In 1950, almost three in four households were married couples. Now, they account for less than half, and many are marrying later. For some women, kids come before husbands.

“These are not the ‘oopsies,’ the 15-year-olds who didn’t know any better,” said William Doherty, professor of Family Social Science at the University of Minnesota. “It’s more like women are saying, ‘This guy isn’t marriage material, but he’s good enough to have a child with, so it wouldn’t be the end of the world if I got pregnant.’ ”

Four in 10 births are to unmarried women, more than double the rate in 1970, according to the NCHS. Of these births, 60 percent are to women in their 20s.

Mikki Morrissette, 50, calls the women who decide not to sacrifice motherhood while waiting to fall in love “choice moms.” She’s one of them.

The tick-tock of the baby clock that haunted women in their late 30s now is heard by those in their late 20s, said Morrissette, founder of the online resource ChoiceMoms.org. “They’ve got big jobs, or had big jobs, and now want time to be a parent,” she said. “Marriage is not a priority they have at this point.”

To be clear: They’re not against marriage, or men.

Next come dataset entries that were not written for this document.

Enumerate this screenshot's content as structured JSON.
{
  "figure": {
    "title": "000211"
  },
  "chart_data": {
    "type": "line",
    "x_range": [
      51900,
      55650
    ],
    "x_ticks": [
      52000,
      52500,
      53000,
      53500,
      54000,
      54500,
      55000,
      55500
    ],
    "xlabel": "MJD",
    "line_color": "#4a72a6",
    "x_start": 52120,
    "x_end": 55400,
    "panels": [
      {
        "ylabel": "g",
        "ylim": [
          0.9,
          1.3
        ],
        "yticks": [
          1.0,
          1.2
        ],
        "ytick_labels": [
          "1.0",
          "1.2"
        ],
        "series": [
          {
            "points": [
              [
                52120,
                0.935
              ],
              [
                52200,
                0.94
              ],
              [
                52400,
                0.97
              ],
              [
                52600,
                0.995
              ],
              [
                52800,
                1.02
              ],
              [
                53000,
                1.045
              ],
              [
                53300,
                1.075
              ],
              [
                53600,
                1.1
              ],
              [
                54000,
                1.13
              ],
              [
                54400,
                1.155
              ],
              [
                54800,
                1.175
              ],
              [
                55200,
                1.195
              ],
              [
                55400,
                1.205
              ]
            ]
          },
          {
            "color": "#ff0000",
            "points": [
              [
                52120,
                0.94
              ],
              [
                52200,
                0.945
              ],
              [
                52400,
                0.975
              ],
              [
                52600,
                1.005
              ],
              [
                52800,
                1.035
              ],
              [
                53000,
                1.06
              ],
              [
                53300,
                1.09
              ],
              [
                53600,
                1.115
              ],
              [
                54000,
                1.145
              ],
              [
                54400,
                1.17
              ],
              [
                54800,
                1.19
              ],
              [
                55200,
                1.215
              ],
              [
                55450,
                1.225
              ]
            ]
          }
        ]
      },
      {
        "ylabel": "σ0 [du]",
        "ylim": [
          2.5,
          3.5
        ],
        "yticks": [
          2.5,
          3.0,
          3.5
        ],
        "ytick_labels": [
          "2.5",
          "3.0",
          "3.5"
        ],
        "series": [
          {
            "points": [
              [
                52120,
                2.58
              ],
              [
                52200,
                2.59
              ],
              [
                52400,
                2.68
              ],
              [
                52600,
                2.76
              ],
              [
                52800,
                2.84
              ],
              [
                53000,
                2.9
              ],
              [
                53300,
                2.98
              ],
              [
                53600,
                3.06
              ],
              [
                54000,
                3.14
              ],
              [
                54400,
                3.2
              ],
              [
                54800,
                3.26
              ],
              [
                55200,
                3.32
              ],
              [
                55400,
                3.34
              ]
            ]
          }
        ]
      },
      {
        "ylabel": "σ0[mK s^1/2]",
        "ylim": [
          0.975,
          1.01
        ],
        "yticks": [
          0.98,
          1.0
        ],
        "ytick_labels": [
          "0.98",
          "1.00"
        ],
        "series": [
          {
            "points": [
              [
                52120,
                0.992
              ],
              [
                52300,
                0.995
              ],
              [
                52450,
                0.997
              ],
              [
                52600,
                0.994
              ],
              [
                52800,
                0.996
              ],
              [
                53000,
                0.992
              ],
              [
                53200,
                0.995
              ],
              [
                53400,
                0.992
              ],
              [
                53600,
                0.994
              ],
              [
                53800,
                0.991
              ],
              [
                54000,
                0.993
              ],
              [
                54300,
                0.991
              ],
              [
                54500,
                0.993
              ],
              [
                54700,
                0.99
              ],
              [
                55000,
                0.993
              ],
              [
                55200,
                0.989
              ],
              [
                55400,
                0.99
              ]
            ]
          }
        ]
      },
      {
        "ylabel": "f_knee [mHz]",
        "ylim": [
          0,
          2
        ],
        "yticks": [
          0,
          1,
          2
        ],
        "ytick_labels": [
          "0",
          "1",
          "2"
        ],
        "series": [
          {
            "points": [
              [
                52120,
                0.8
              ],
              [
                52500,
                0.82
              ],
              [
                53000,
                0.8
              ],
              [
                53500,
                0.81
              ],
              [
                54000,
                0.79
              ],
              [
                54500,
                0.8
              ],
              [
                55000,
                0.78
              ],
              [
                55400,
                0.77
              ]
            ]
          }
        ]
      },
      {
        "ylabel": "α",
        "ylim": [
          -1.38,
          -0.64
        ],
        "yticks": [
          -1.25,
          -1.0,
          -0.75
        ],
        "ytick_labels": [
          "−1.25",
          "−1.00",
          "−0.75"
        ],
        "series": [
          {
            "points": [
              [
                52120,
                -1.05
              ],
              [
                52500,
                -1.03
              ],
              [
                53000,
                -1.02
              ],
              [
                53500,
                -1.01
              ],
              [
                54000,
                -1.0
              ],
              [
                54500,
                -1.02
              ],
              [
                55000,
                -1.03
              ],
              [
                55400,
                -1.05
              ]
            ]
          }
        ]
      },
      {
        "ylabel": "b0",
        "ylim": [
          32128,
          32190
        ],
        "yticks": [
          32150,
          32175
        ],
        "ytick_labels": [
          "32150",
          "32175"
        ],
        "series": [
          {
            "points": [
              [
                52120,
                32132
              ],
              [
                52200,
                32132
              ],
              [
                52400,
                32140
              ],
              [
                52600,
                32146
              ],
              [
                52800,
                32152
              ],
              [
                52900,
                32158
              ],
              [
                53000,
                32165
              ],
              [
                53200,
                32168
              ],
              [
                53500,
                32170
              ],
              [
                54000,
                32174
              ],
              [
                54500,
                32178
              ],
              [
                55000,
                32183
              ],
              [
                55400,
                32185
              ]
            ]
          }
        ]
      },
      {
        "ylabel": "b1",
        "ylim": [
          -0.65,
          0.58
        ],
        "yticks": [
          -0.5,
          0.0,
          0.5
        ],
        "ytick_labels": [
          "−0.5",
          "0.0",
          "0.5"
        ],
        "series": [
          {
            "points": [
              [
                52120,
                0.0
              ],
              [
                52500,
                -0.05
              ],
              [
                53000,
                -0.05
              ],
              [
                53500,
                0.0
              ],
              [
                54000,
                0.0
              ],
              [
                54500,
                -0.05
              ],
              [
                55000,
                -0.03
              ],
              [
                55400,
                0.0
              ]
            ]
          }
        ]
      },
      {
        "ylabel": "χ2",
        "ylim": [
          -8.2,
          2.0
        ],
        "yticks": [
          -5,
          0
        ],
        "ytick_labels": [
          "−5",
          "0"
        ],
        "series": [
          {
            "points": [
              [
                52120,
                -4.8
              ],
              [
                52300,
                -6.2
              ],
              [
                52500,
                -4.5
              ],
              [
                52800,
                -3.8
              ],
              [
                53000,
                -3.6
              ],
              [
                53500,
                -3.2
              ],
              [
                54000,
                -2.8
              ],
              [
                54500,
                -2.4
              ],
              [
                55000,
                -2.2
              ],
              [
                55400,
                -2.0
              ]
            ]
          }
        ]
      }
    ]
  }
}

“That’s a myth,” she said. “It’s more of a sense of peace that the order doesn’t mean as much as it once did.”

Morrissette used to earn six figures in New York as an editor and writer working with Time Inc. and the New York Times. By age 31, she had married and divorced.

Dating went nowhere toward finding a man she viewed as father material for her future children. So, she “did the backwards math” and decided at age 37 to have a child and postpone the husband. A friend agreed to be a sperm donor.

She returned to her hometown of Minneapolis to raise her daughter, working as a freelancer. At 42, she had a son with the same donor. They remain friends, with no expectation of support — although she added with a smile that he’s an avid skier and bought lessons and gear for the kids.

Morrisette said the typical choice mom is in her 30s and 40s, has a graduate degree and earns more than $40,000 a year. Many still ultimately want to marry. “Half of the women aren’t looking, but half are working really hard to find a co-parent.”

Co-parent being another word for husband?

Morrissette paused, then chuckled. “Yes.”

Choice moms, especially those with sons, often still want men in their children’s lives. Morrissette has assembled a group of five men who are there for her kids for various reasons. “We do that consciously,” she said, “like we do everything else.”

Regardless of whether children are in the equation, marriage trends are shifting from “I do” to “I will, eventually, once things shake out.”

Job uncertainty causes many couples to struggle with what Apple Valley, Minn., marriage and family therapist Ginny D’Angelo calls “a post-feminist backslide.”

“Thirty years ago, the debate was, ‘Is it OK for a wife to go to work?’ ” D’Angelo said. “Well, nobody’s having that argument now. But they can’t figure out how to do a partnership.”

One reason is the premium that couples place on maintaining their independence, financially and psychologically.

Many see marriage more as a way to split expenses than pool resources, according to the Marriage Project study. High divorce rates tell them to plan for the worst and to be ready to support themselves if needed.

The study says that many middle-class couples “now believe that they do not have the requisite emotional and economic resources to get or stay married. … Their standards for marriage have increased, but their ability to achieve those standards has not.”